When examining a patient for hip pain and other musculoskeletal conditions, doctors of chiropractic will expand their focus beyond the area of chief complaint to identify issues elsewhere in the body that may be underlying or contributing factors. This is especially true with the hip because anything that affects normal locomotion can lead to compensatory changes and abnormal motion in the hip joint, which can easily result in inflammation or wear and tear that causes pain. Such is the case with issues in the foot, like plantar fasciitis.
Plantar fasciitis is one of the most common causes of heel pain and is characterized by inflammation of the thick band of tissue (plantar fascia) located on the bottom of the foot that connects the heel bone (calcaneus) to the toes. Individuals with the condition may experience a stabbing pain that often occurs with initial weightbearing, especially in the morning. The intense initial pain usually improves after a few steps; however, it can also worsen following prolonged standing or intense activity.
The function of the medial longitudinal arch of the foot is to absorb shock and to add “spring” to each step. In the mid-stance phase of gait, the arch flattens out, stretching the plantar fascia (the “string”) and if stress and tension exceeds the tissue’s threshold or becomes too great, micro-tears inflame the fascia and cause pain when initiating weightbearing. This leads to pain and can affect normal gait, which can ultimately lead to issues up the kinetic chain, such as hip pain.

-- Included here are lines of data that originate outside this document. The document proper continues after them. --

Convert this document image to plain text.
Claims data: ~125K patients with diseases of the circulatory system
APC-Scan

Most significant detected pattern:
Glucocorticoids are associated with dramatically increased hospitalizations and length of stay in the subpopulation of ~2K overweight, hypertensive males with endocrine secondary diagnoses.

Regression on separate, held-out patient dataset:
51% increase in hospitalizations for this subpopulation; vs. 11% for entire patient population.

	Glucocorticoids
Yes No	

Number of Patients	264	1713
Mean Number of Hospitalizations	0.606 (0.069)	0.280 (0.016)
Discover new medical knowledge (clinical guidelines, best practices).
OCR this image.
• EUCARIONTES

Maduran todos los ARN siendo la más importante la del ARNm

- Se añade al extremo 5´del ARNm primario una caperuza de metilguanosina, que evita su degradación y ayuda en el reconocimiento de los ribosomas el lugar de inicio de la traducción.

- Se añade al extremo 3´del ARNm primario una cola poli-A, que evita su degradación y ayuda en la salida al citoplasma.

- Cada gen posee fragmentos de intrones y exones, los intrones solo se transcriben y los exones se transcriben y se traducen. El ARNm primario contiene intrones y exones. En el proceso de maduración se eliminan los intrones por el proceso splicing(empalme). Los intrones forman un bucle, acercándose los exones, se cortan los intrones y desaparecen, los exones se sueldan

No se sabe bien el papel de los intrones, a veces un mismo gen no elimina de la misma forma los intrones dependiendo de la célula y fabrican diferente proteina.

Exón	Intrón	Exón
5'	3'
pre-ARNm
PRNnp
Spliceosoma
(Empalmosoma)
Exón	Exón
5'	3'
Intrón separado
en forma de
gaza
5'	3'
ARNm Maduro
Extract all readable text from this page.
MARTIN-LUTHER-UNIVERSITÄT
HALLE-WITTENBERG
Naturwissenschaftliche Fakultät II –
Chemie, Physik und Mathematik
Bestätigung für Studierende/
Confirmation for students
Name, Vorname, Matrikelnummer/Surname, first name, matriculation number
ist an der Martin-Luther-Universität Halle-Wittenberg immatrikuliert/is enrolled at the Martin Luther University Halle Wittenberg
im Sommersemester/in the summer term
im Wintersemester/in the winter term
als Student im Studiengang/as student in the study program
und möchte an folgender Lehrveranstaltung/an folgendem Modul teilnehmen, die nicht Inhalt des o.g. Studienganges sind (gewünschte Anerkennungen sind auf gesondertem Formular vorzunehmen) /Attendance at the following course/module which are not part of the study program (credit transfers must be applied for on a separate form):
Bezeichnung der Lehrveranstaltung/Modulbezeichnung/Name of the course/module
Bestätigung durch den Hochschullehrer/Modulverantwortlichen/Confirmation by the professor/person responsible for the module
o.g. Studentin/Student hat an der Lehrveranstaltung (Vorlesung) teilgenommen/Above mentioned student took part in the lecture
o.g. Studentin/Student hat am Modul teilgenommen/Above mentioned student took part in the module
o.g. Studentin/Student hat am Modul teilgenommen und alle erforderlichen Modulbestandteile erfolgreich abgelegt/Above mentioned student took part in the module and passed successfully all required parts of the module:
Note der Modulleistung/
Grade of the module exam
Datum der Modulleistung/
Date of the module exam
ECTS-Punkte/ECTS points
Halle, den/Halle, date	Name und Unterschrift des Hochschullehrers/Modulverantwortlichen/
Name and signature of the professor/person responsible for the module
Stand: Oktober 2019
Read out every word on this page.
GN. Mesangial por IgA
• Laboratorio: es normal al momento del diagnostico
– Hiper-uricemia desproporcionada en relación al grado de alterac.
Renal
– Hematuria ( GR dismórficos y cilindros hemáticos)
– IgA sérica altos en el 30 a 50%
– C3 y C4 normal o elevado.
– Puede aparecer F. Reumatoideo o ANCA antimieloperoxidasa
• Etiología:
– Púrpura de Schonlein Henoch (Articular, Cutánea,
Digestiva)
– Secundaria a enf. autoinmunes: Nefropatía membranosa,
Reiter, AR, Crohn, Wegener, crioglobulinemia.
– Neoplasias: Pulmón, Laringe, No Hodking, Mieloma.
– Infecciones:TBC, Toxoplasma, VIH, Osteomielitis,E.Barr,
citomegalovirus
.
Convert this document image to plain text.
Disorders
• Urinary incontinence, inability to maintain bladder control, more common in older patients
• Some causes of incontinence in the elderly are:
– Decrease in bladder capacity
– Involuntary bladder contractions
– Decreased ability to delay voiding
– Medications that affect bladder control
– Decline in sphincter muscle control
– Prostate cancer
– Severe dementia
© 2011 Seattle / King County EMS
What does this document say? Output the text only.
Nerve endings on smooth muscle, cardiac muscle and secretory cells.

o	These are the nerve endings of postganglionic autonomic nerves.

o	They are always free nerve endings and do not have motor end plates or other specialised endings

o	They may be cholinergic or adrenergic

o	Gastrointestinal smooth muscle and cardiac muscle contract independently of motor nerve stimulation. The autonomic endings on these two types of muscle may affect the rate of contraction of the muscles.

Risk factors for PF include advancing age, stressful exercise (running, ballet dancing, aerobic dance), altered arches in the feet (such as flat feet as well as a high arch), obesity, and occupations that require an individual to be on their feet all day, especially on hard surfaces.
Following diagnosis, which may include a review of the patient history and an examination, a conservative treatment approach in a chiropractic setting may include manual therapies (longitudinal and cross fiber friction massage); Graston technique (using spoon-like tools to stimulate blood flow and break up adhesions); stretching exercises (calf stretches off a step or using TheraBand to bend the foot and ankle upwards and extend the toes); prescription foot orthotics with pronation correction (lateral heel wedge); modalities (laser, ultrasound, extracorporeal shock wave therapy); and dorsiflexion night splinting. Patients may also be encouraged to reduce their intake of processed foods—which can increase inflammation in the body—and eat a more anti-inflammatory diet, like the Mediterranean diet, to aid in the healing process.
Because prolonged standing and stressful exercise can worsen the condition, patients may be advised to reduce the time they spend on their feet and switch to less impactful forms of exercise during recovery.
The good news is that conservative treatment approaches, such as chiropractic care, are often successful in helping PF patients manage their condition.